Hey Fellow Kids, This Is How You Flip a Water Bottle

New paper by undergrads illuminates the physics behind the Water Bottle Challenge

The physics behind the perfect 'water bottle flip' unravelled

In 2016, the youth of America were obsessed with this one cool trick: the water-bottle challenge. The concept is simple, but it’s easier said than done. Just flip a full or half-empty plastic water bottle so it lands upright. Kids around the country chronicled their successes and failures on YouTube while the crinkling of tossed water bottles drove their parents crazy. The craze may have faded, but the physics still remains. That’s why, reports Mindy Weisberger at LiveScience, a group of young researchers recently published an article demonstrating how to land a water bottle every single time.
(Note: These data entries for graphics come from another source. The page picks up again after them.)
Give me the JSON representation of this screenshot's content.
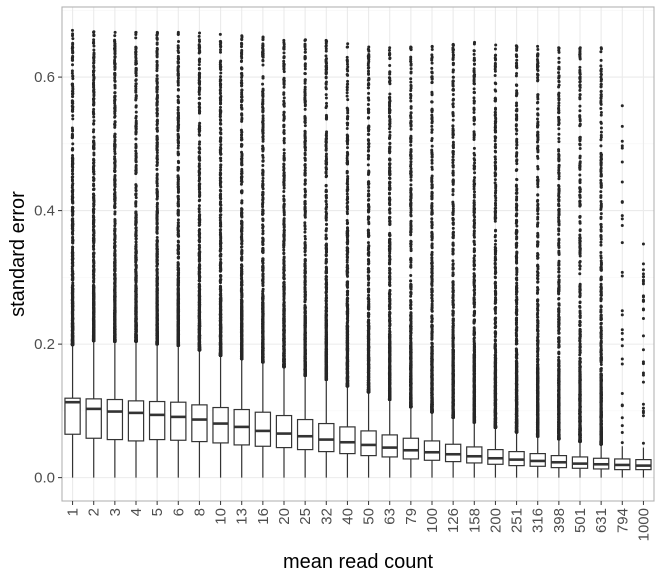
{
  "chart_data": {
    "type": "box",
    "title": "",
    "xlabel": "mean read count",
    "ylabel": "standard error",
    "ylim": [
      -0.035,
      0.705
    ],
    "yticks": [
      0.0,
      0.2,
      0.4,
      0.6
    ],
    "ytick_labels": [
      "0.0",
      "0.2",
      "0.4",
      "0.6"
    ],
    "grid": true,
    "legend": "none",
    "categories": [
      "1",
      "2",
      "3",
      "4",
      "5",
      "6",
      "8",
      "10",
      "13",
      "16",
      "20",
      "25",
      "32",
      "40",
      "50",
      "63",
      "79",
      "100",
      "126",
      "158",
      "200",
      "251",
      "316",
      "398",
      "501",
      "631",
      "794",
      "1000"
    ],
    "boxes": [
      {
        "low": 0.0,
        "q1": 0.065,
        "median": 0.113,
        "q3": 0.119,
        "whisker_high": 0.199,
        "outlier_max": 0.67
      },
      {
        "low": 0.0,
        "q1": 0.059,
        "median": 0.103,
        "q3": 0.118,
        "whisker_high": 0.205,
        "outlier_max": 0.668
      },
      {
        "low": 0.0,
        "q1": 0.057,
        "median": 0.099,
        "q3": 0.117,
        "whisker_high": 0.204,
        "outlier_max": 0.667
      },
      {
        "low": 0.0,
        "q1": 0.055,
        "median": 0.097,
        "q3": 0.115,
        "whisker_high": 0.204,
        "outlier_max": 0.667
      },
      {
        "low": 0.0,
        "q1": 0.057,
        "median": 0.094,
        "q3": 0.114,
        "whisker_high": 0.2,
        "outlier_max": 0.667
      },
      {
        "low": 0.0,
        "q1": 0.056,
        "median": 0.091,
        "q3": 0.113,
        "whisker_high": 0.198,
        "outlier_max": 0.667
      },
      {
        "low": 0.0,
        "q1": 0.054,
        "median": 0.087,
        "q3": 0.109,
        "whisker_high": 0.191,
        "outlier_max": 0.666
      },
      {
        "low": 0.0,
        "q1": 0.052,
        "median": 0.081,
        "q3": 0.105,
        "whisker_high": 0.183,
        "outlier_max": 0.664
      },
      {
        "low": 0.0,
        "q1": 0.049,
        "median": 0.076,
        "q3": 0.102,
        "whisker_high": 0.178,
        "outlier_max": 0.662
      },
      {
        "low": 0.0,
        "q1": 0.047,
        "median": 0.07,
        "q3": 0.098,
        "whisker_high": 0.173,
        "outlier_max": 0.66
      },
      {
        "low": 0.0,
        "q1": 0.045,
        "median": 0.066,
        "q3": 0.093,
        "whisker_high": 0.166,
        "outlier_max": 0.655
      },
      {
        "low": 0.0,
        "q1": 0.042,
        "median": 0.062,
        "q3": 0.087,
        "whisker_high": 0.153,
        "outlier_max": 0.656
      },
      {
        "low": 0.0,
        "q1": 0.039,
        "median": 0.057,
        "q3": 0.081,
        "whisker_high": 0.147,
        "outlier_max": 0.655
      },
      {
        "low": 0.0,
        "q1": 0.036,
        "median": 0.053,
        "q3": 0.076,
        "whisker_high": 0.137,
        "outlier_max": 0.65
      },
      {
        "low": 0.0,
        "q1": 0.033,
        "median": 0.049,
        "q3": 0.07,
        "whisker_high": 0.128,
        "outlier_max": 0.645
      },
      {
        "low": 0.0,
        "q1": 0.031,
        "median": 0.045,
        "q3": 0.064,
        "whisker_high": 0.117,
        "outlier_max": 0.644
      },
      {
        "low": 0.0,
        "q1": 0.028,
        "median": 0.041,
        "q3": 0.059,
        "whisker_high": 0.106,
        "outlier_max": 0.645
      },
      {
        "low": 0.0,
        "q1": 0.026,
        "median": 0.038,
        "q3": 0.055,
        "whisker_high": 0.098,
        "outlier_max": 0.646
      },
      {
        "low": 0.0,
        "q1": 0.024,
        "median": 0.035,
        "q3": 0.05,
        "whisker_high": 0.09,
        "outlier_max": 0.649
      },
      {
        "low": 0.0,
        "q1": 0.022,
        "median": 0.032,
        "q3": 0.046,
        "whisker_high": 0.083,
        "outlier_max": 0.652
      },
      {
        "low": 0.0,
        "q1": 0.02,
        "median": 0.029,
        "q3": 0.042,
        "whisker_high": 0.075,
        "outlier_max": 0.648
      },
      {
        "low": 0.0,
        "q1": 0.018,
        "median": 0.027,
        "q3": 0.039,
        "whisker_high": 0.068,
        "outlier_max": 0.647
      },
      {
        "low": 0.0,
        "q1": 0.017,
        "median": 0.025,
        "q3": 0.036,
        "whisker_high": 0.062,
        "outlier_max": 0.646
      },
      {
        "low": 0.0,
        "q1": 0.015,
        "median": 0.023,
        "q3": 0.033,
        "whisker_high": 0.058,
        "outlier_max": 0.644
      },
      {
        "low": 0.0,
        "q1": 0.014,
        "median": 0.021,
        "q3": 0.031,
        "whisker_high": 0.054,
        "outlier_max": 0.644
      },
      {
        "low": 0.0,
        "q1": 0.013,
        "median": 0.02,
        "q3": 0.029,
        "whisker_high": 0.05,
        "outlier_max": 0.644
      },
      {
        "low": 0.0,
        "q1": 0.012,
        "median": 0.019,
        "q3": 0.028,
        "whisker_high": 0.047,
        "outlier_max": 0.557
      },
      {
        "low": 0.0,
        "q1": 0.012,
        "median": 0.018,
        "q3": 0.027,
        "whisker_high": 0.045,
        "outlier_max": 0.35
      }
    ],
    "colors": {
      "box_fill": "#ffffff",
      "box_stroke": "#333333",
      "outlier": "#262626",
      "grid_major": "#ebebeb",
      "grid_minor": "#f5f5f5",
      "panel_border": "#b3b3b3",
      "tick_text": "#4d4d4d"
    }
  }
}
According to a press release, five first-year students at the University of Twente decided to unravel the physics of the water bottle challenge for a class on Dynamics & Relativity. Using a high-resolution camera, they filmed flip after flip of full and partially full water bottles as well as bottles containing two tennis balls. They then analyzed the videos and boiled the movements down to physical formulas. What they found is that a flip that causes the greatest decrease in angular velocity was most likely to stick the landing.

In practical terms, the team found that the best flipping bottle is one between 20 and 41 percent full. According to the study, landing a full bottle is almost impossible because the rotational speed of the bottle doesn’t change. With a partially full bottle, however, the water spreads out as it spins, changing the rotational speed.

“We didn’t look at the water in the bottle as fluid, but instead assumed it to behave as something rigid,” one of the student researchers Pim Dekker told Michaela Nesvarova at U Today earlier this year. In fact, the water bottles and tennis balls behaved the same way.

Senior Talent Show Water Bottle Flip AK 2016

“Based on our experiments, we showed that the mass of a rotating object spreads throughout the object, reducing the velocity. That means that the distribution of mass makes the bottle slow down and increases the chances of a successful landing,” says Dekker.

The research appears in the American Journal of Physics, a pretty impressive publishing credit for undergrads. The team didn’t initially intend to wind up in a prestigious journal. “It started as a regular project for our Dynamics course,” Mees Flapper, one of the authors told Nesvarova. “We could choose any topic we liked and the water bottle flipping challenge was a big hit online at the time. As far as we know, there were no publications dedicated to the phenomenon. Our teachers Alvaro Marin and Jacco Snoeijer really liked the topic and later asked us to help them write a paper on it. That surprised us, but of course we agreed.”

The paper may be too late to save humanity from the constant crunch of flipping water bottles that made 2016 and 2017 a living nightmare for many, but Flapper tells Weisberger at LiveScience that the research has a bigger point.

“You shouldn't be afraid to think outside the box — even in an abstract, theoretical field [such] as physics,” he says.

However, it will take some seriously out-of-the-box thinking to explain other more recent YouTube sensations like the disturbing 100-layer Challenge or the Fortnite Dance Challenge.